These seven trends will define cybersecurity in 2024:
- Good, Bad, or Ugly? AI Will Improve the Productivity of Both Cyber Attackers and Defenders
- Enterprises Will Be Compelled to Adopt a Holistic Approach to Cybersecurity
- Cloud Platforms Will Establish Stronger Relationships with Cyber Insurers
- Ransomware Dwell Times Will Continue to Decrease in 2024
- Board-Level Involvement in Cybersecurity Matters Will Increase in 2024
- Cyber Insurance Adoption Continues to Grow in 2024
- Companies Will Leverage Partnerships with External Security Vendors to Tackle the Shortage of Cybersecurity Talent
1. Good, Bad, or Ugly? AI Will Improve the Productivity of Both Cyber Attackers and Defenders
The public discourse on AI is starkly bifurcated: Is AI good or bad? It is a simplified way to examine the topic, but we can expect more dire predictions from some and more optimistic outcomes from others.

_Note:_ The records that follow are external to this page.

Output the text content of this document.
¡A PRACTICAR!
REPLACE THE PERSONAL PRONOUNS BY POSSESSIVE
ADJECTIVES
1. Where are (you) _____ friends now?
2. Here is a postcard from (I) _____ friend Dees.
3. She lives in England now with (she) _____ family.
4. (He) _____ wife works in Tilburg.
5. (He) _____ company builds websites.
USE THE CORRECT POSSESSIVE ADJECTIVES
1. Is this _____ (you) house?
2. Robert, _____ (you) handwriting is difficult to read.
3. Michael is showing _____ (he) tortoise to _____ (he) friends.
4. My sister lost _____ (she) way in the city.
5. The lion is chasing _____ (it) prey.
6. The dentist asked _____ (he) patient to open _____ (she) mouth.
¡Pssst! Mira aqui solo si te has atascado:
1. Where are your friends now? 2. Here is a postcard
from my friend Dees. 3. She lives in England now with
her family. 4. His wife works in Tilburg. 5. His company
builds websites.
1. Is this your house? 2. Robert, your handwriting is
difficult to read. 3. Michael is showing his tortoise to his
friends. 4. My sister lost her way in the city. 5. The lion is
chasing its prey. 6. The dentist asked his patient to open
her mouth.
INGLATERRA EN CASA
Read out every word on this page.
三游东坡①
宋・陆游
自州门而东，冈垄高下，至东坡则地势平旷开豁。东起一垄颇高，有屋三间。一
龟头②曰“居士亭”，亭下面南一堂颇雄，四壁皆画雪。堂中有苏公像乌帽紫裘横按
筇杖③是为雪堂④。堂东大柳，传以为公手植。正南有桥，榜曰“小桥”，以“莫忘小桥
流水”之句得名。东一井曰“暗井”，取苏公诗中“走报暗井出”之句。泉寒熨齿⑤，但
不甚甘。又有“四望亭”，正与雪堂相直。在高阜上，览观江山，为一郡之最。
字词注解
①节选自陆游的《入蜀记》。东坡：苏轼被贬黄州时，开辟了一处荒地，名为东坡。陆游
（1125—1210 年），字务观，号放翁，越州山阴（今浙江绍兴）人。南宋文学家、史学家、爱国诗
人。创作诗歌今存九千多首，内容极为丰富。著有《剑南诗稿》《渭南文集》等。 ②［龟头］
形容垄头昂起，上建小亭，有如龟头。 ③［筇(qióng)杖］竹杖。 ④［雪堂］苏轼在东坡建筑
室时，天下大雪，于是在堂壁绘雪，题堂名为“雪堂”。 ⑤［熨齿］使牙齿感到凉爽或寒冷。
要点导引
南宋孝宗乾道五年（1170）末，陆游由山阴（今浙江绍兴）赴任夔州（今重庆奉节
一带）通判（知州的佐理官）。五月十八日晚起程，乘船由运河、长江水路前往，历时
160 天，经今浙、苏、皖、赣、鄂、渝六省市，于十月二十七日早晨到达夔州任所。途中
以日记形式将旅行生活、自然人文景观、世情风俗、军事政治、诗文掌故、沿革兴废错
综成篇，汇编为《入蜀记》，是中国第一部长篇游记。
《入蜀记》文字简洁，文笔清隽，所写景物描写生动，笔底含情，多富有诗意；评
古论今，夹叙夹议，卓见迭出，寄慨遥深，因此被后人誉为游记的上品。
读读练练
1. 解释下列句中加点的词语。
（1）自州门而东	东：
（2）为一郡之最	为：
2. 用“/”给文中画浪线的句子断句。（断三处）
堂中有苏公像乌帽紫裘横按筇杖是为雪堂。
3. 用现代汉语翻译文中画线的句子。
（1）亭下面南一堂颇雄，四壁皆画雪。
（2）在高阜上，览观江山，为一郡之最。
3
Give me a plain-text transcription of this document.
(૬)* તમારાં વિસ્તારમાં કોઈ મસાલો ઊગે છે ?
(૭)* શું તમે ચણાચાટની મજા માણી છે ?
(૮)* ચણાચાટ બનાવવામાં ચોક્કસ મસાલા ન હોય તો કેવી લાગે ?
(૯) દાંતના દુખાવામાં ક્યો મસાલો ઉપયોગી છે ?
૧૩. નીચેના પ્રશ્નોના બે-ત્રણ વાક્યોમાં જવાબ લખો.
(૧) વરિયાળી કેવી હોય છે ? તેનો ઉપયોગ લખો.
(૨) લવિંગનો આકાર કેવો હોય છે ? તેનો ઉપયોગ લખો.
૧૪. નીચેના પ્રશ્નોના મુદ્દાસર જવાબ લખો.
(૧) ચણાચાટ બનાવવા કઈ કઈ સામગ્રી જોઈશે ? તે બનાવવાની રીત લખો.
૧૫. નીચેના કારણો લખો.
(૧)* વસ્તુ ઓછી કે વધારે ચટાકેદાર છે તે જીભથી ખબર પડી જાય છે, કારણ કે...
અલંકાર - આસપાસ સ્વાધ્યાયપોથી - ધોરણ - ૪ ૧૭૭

What’s missing is a deeper conversation that seeks to understand exactly what AI is capable of and how it can be used. Generative AI (gen AI) can play a role in every market segment, including cyber insurance. For tangible examples of gen AI in the cyber insurance realm, download Measured’s recently released white paper: How Generative AI Will Transform Cyber Insurance in the Next 24 Months.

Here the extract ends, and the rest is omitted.